Federal financial institution regulator examinations for compliance with “customer due diligence” (CDD) requirements are set to get underway beginning July 1 by at least one regulator – with another planning to follow – for most provisions of a new rule that went into effect May 11.
The National Credit Union Administration (NCUA) has said it plans to begin examining federally insured credit unions for CDD compliance in the second half of the year.
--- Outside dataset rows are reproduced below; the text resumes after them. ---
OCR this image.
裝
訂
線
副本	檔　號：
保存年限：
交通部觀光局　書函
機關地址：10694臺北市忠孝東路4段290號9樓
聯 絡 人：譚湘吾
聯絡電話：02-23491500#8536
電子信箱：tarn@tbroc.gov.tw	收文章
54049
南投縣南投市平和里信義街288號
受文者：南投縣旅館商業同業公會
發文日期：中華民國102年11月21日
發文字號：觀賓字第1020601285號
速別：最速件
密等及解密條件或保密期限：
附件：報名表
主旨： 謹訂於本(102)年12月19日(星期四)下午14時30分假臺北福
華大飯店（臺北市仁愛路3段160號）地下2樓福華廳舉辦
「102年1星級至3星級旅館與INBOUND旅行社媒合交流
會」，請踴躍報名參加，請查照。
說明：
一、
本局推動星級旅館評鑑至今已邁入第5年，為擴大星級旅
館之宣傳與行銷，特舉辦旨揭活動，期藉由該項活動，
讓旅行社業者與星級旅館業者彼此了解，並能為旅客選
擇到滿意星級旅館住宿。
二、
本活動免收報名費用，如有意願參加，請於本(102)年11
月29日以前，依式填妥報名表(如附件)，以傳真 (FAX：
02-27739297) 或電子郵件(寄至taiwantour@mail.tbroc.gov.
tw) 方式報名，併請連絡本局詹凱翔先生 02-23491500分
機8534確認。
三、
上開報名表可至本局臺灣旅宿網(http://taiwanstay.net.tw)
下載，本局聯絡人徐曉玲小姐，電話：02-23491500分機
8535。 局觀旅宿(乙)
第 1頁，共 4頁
The Office of the Comptroller of the Currency (OCC) has included CDD compliance in its 2018 supervisory plan.
Under the rule, published two years ago by the Treasury Department’s Financial Crimes Enforcement Network (FinCEN) and effective last month, FinCEN listed four core elements of CDD that it said should be “explicit requirements in the anti-money laundering (AML) program for all covered financial institutions, in order to ensure clarity and consistency across sectors.”
These four elements are:
- customer identification and verification;
- beneficial ownership identification and verification;
- understanding the nature and purpose of customer relationships to develop a customer risk profile; and
- ongoing monitoring for reporting suspicious transactions and, on a risk-basis, maintaining and updating customer information.
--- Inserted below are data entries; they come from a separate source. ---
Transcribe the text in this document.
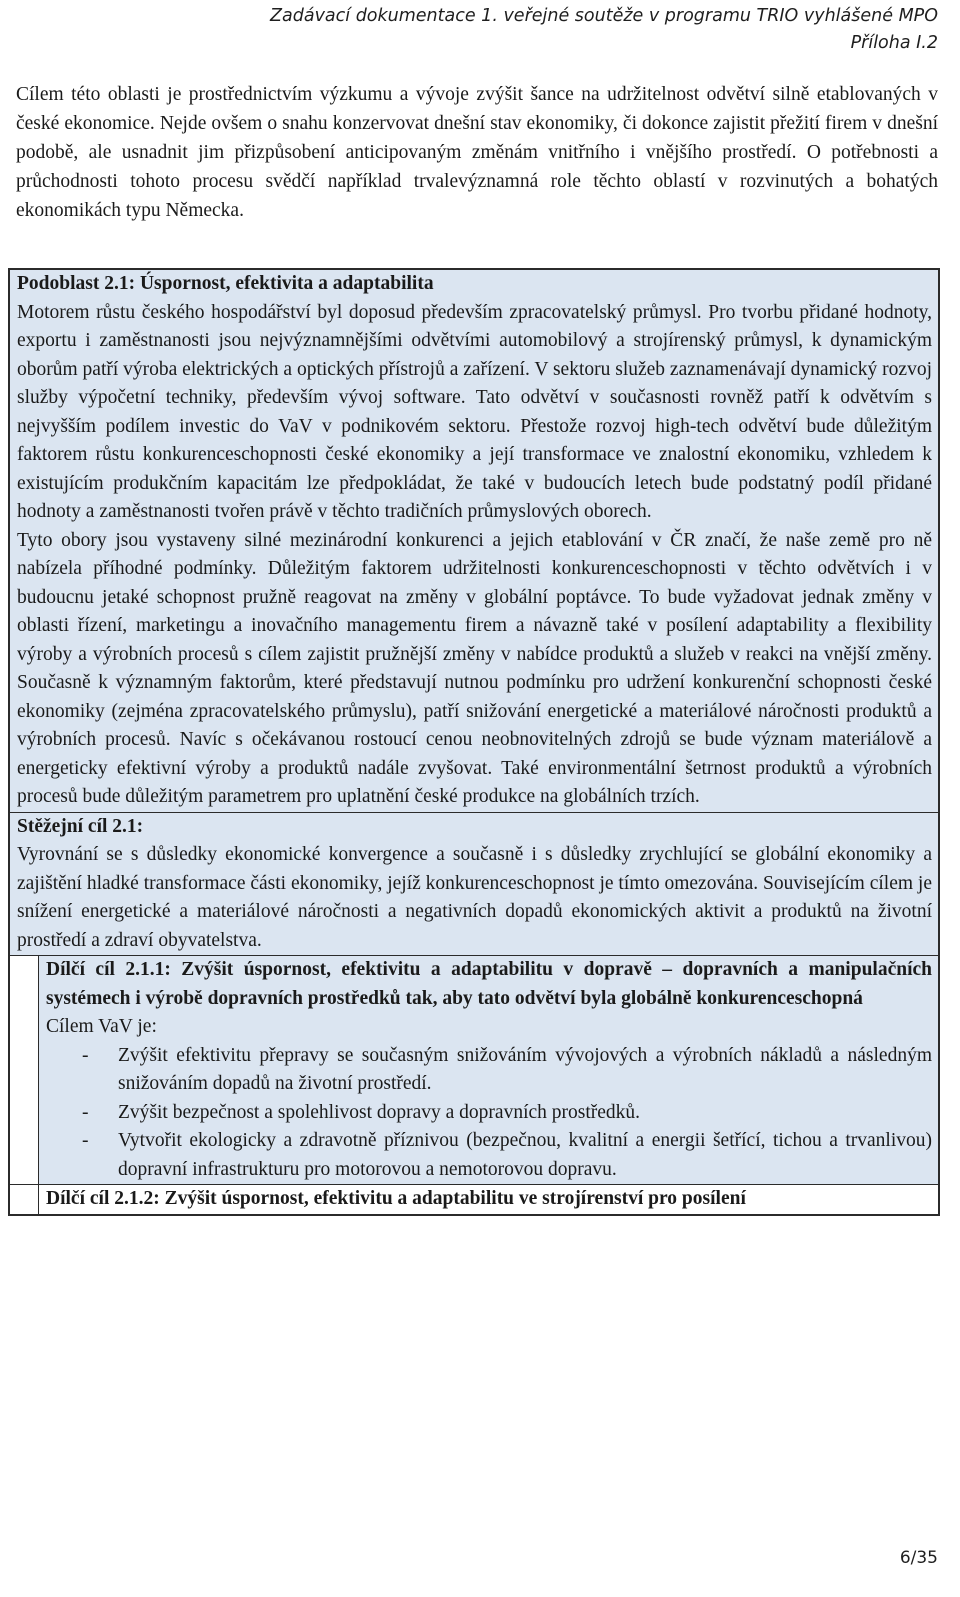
Zadávací dokumentace 1. veřejné soutěže v programu TRIO vyhlášené MPO
Příloha I.2

Cílem této oblasti je prostřednictvím výzkumu a vývoje zvýšit šance na udržitelnost odvětví silně etablovaných v české ekonomice. Nejde ovšem o snahu konzervovat dnešní stav ekonomiky, či dokonce zajistit přežití firem v dnešní podobě, ale usnadnit jim přizpůsobení anticipovaným změnám vnitřního i vnějšího prostředí. O potřebnosti a průchodnosti tohoto procesu svědčí například trvalevýznamná role těchto oblastí v rozvinutých a bohatých ekonomikách typu Německa.

Podoblast 2.1: Úspornost, efektivita a adaptabilita

Motorem růstu českého hospodářství byl doposud především zpracovatelský průmysl. Pro tvorbu přidané hodnoty, exportu i zaměstnanosti jsou nejvýznamnějšími odvětvími automobilový a strojírenský průmysl, k dynamickým oborům patří výroba elektrických a optických přístrojů a zařízení. V sektoru služeb zaznamenávají dynamický rozvoj služby výpočetní techniky, především vývoj software. Tato odvětví v současnosti rovněž patří k odvětvím s nejvyšším podílem investic do VaV v podnikovém sektoru. Přestože rozvoj high-tech odvětví bude důležitým faktorem růstu konkurenceschopnosti české ekonomiky a její transformace ve znalostní ekonomiku, vzhledem k existujícím produkčním kapacitám lze předpokládat, že také v budoucích letech bude podstatný podíl přidané hodnoty a zaměstnanosti tvořen právě v těchto tradičních průmyslových oborech.

Tyto obory jsou vystaveny silné mezinárodní konkurenci a jejich etablování v ČR značí, že naše země pro ně nabízela příhodné podmínky. Důležitým faktorem udržitelnosti konkurenceschopnosti v těchto odvětvích i v budoucnu jetaké schopnost pružně reagovat na změny v globální poptávce. To bude vyžadovat jednak změny v oblasti řízení, marketingu a inovačního managementu firem a návazně také v posílení adaptability a flexibility výroby a výrobních procesů s cílem zajistit pružnější změny v nabídce produktů a služeb v reakci na vnější změny. Současně k významným faktorům, které představují nutnou podmínku pro udržení konkurenční schopnosti české ekonomiky (zejména zpracovatelského průmyslu), patří snižování energetické a materiálové náročnosti produktů a výrobních procesů. Navíc s očekávanou rostoucí cenou neobnovitelných zdrojů se bude význam materiálově a energeticky efektivní výroby a produktů nadále zvyšovat. Také environmentální šetrnost produktů a výrobních procesů bude důležitým parametrem pro uplatnění české produkce na globálních trzích.

Stěžejní cíl 2.1:

Vyrovnání se s důsledky ekonomické konvergence a současně i s důsledky zrychlující se globální ekonomiky a zajištění hladké transformace části ekonomiky, jejíž konkurenceschopnost je tímto omezována. Souvisejícím cílem je snížení energetické a materiálové náročnosti a negativních dopadů ekonomických aktivit a produktů na životní prostředí a zdraví obyvatelstva.

Dílčí cíl 2.1.1: Zvýšit úspornost, efektivitu a adaptabilitu v dopravě – dopravních a manipulačních systémech i výrobě dopravních prostředků tak, aby tato odvětví byla globálně konkurenceschopná

Cílem VaV je:

-	Zvýšit efektivitu přepravy se současným snižováním vývojových a výrobních nákladů a následným snižováním dopadů na životní prostředí.
-	Zvýšit bezpečnost a spolehlivost dopravy a dopravních prostředků.
-	Vytvořit ekologicky a zdravotně příznivou (bezpečnou, kvalitní a energii šetřící, tichou a trvanlivou) dopravní infrastrukturu pro motorovou a nemotorovou dopravu.

Dílčí cíl 2.1.2: Zvýšit úspornost, efektivitu a adaptabilitu ve strojírenství pro posílení

6/35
The first of these elements was already an AML program requirement, the agency said when it issued the rule, and the 2016 rule addressed the second. “The third and fourth elements are already implicitly required for covered financial institutions to comply with their suspicious activity reporting requirements,” FinCEN said.
However, also last month, FinCEN announced 90-day “exceptive relief” for the second core element on “beneficial ownership.”
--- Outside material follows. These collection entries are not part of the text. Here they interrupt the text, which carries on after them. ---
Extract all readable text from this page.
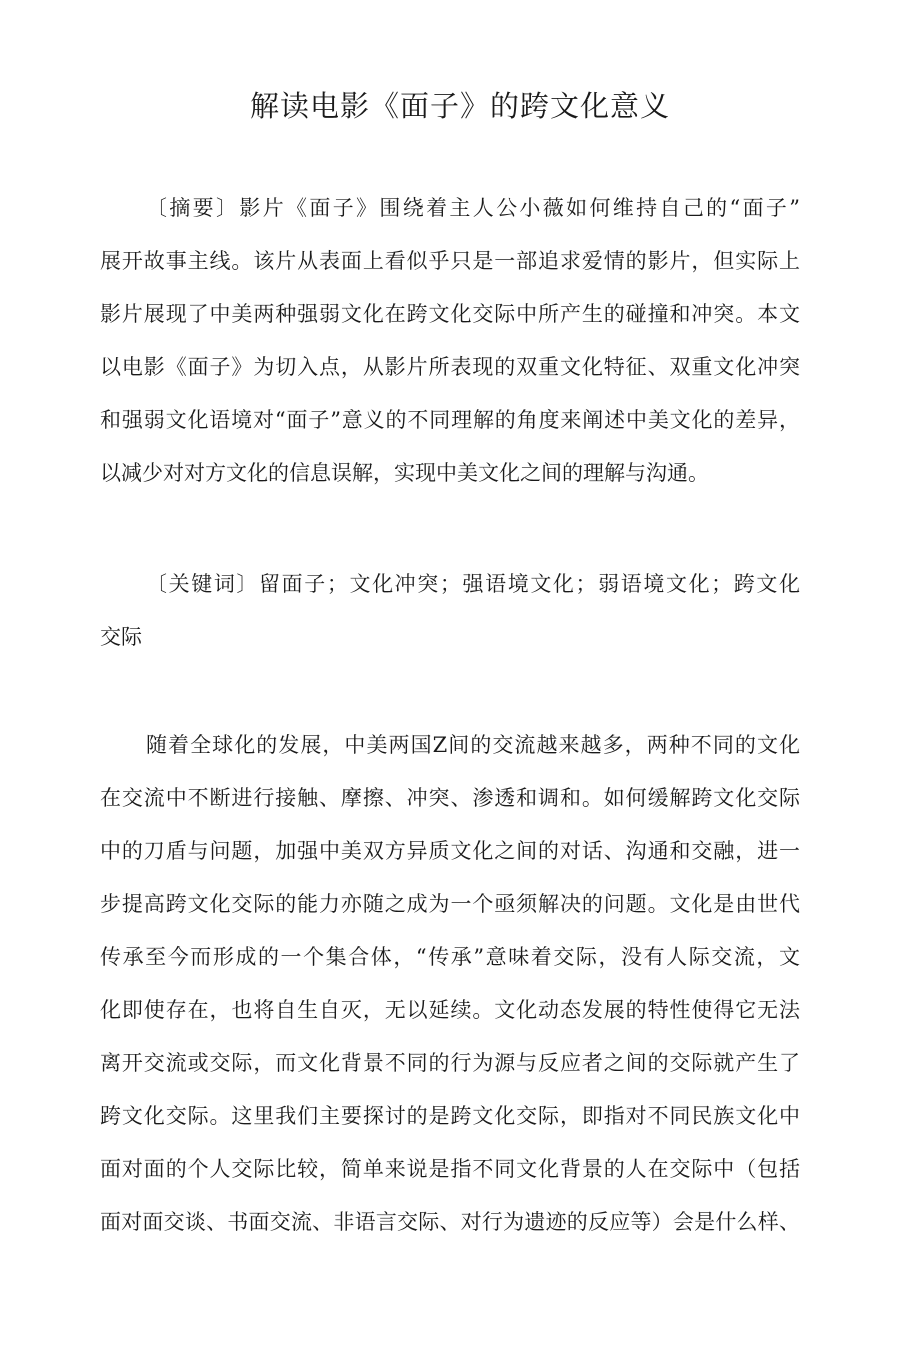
解读电影《面子》的跨文化意义
〔摘要〕影片《面子》围绕着主人公小薇如何维持自己的“面子”
展开故事主线。该片从表面上看似乎只是一部追求爱情的影片，但实际上
影片展现了中美两种强弱文化在跨文化交际中所产生的碰撞和冲突。本文
以电影《面子》为切入点，从影片所表现的双重文化特征、双重文化冲突
和强弱文化语境对“面子”意义的不同理解的角度来阐述中美文化的差异，
以减少对对方文化的信息误解，实现中美文化之间的理解与沟通。
〔关键词〕留面子；文化冲突；强语境文化；弱语境文化；跨文化
交际
随着全球化的发展，中美两国Z间的交流越来越多，两种不同的文化
在交流中不断进行接触、摩擦、冲突、渗透和调和。如何缓解跨文化交际
中的刀盾与问题，加强中美双方异质文化之间的对话、沟通和交融，进一
步提高跨文化交际的能力亦随之成为一个亟须解决的问题。文化是由世代
传承至今而形成的一个集合体，“传承”意味着交际，没有人际交流，文
化即使存在，也将自生自灭，无以延续。文化动态发展的特性使得它无法
离开交流或交际，而文化背景不同的行为源与反应者之间的交际就产生了
跨文化交际。这里我们主要探讨的是跨文化交际，即指对不同民族文化中
面对面的个人交际比较，简单来说是指不同文化背景的人在交际中（包括
面对面交谈、书面交流、非语言交际、对行为遗迹的反应等）会是什么样、
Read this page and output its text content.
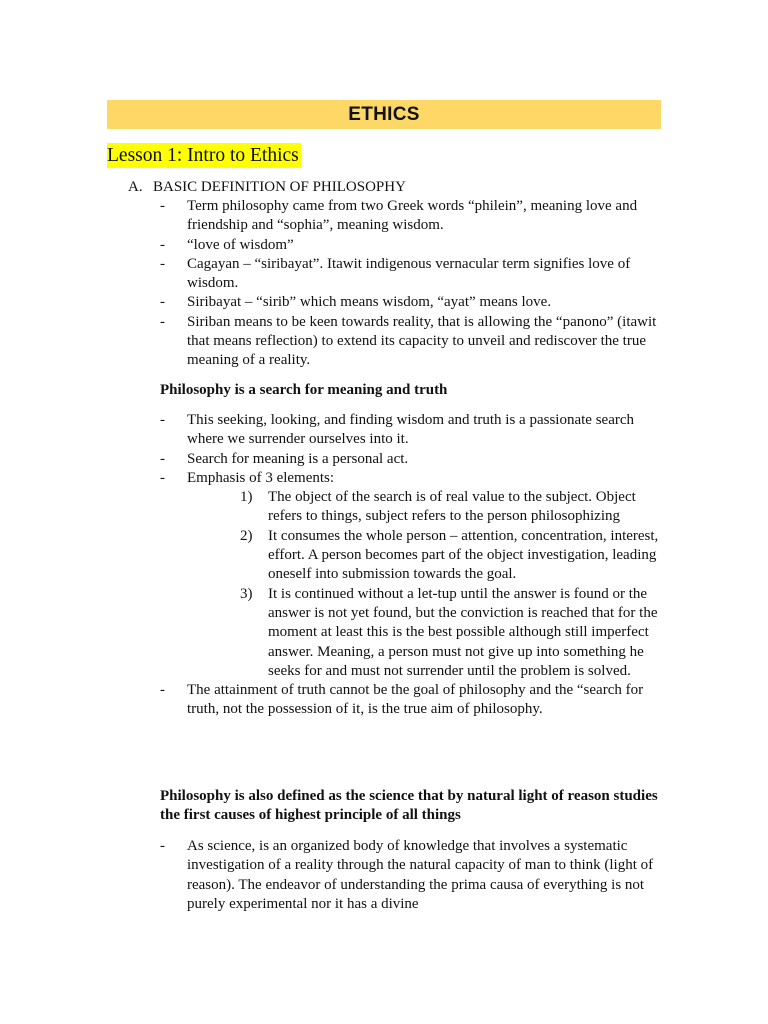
ETHICS
Lesson 1: Intro to Ethics
A. BASIC DEFINITION OF PHILOSOPHY
-	Term philosophy came from two Greek words “philein”, meaning love and friendship and “sophia”, meaning wisdom.
-	“love of wisdom”
-	Cagayan – “siribayat”. Itawit indigenous vernacular term signifies love of wisdom.
-	Siribayat – “sirib” which means wisdom, “ayat” means love.
-	Siriban means to be keen towards reality, that is allowing the “panono” (itawit that means reflection) to extend its capacity to unveil and rediscover the true meaning of a reality.
Philosophy is a search for meaning and truth
-	This seeking, looking, and finding wisdom and truth is a passionate search where we surrender ourselves into it.
-	Search for meaning is a personal act.
-	Emphasis of 3 elements:
1)	The object of the search is of real value to the subject. Object refers to things, subject refers to the person philosophizing
2)	It consumes the whole person – attention, concentration, interest, effort. A person becomes part of the object investigation, leading oneself into submission towards the goal.
3)	It is continued without a let-tup until the answer is found or the answer is not yet found, but the conviction is reached that for the moment at least this is the best possible although still imperfect answer. Meaning, a person must not give up into something he seeks for and must not surrender until the problem is solved.
-	The attainment of truth cannot be the goal of philosophy and the “search for truth, not the possession of it, is the true aim of philosophy.
Philosophy is also defined as the science that by natural light of reason studies the first causes of highest principle of all things
-	As science, is an organized body of knowledge that involves a systematic investigation of a reality through the natural capacity of man to think (light of reason). The endeavor of understanding the prima causa of everything is not purely experimental nor it has a divine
In its May 16 administrative ruling, FinCEN provided the three-month delay in the beneficial ownership requirements (which expires Aug. 9) for accounts of “legal entity customers” that automatically rollover or renew, such as certificates of deposit or loan accounts.
“During this time, FinCEN will determine whether and to what extent additional exceptive relief may be appropriate for such financial products and services that were established before May 11, 2018, but are expected to rollover or renew after such date,” FinCEN said last month when it issued the ruling.
Meanwhile, Congress has been taking a close look at the CDD rule requirements, with some lawmakers seeking an 18-month “safe harbor” from compliance. However, those efforts have stalled for now.
On June 12, Reps. Pearce (R-N.M.) and Blaine Luetkemeyer (R-Mo.) introduced the “Counter Terrorism and Illicit Finance Act” (H.R. 6068), in time for a June 14 mark-up by the House Financial Services Committee. The legislation, as drafted, would provide financial institutions an 18-month safe harbor for good faith compliance with CDD rule (in particular, the “beneficial ownership” element). The bill also increased thresholds for certain currency transaction reports (CTRs) and suspicious activity reports (SARs), among other things.
The 18-month CDD “safe harbor” provision stated that “no person shall be liable for any violation” of the rule as long as that person has made a good faith effort to comply. The safe harbor period would date from the May 11 effective date of the final rule.
However, the bill was abruptly pulled for consideration prior to the markup and has not yet resurfaced for consideration. It is, however, expected to be modified before proceeding to mark-up again.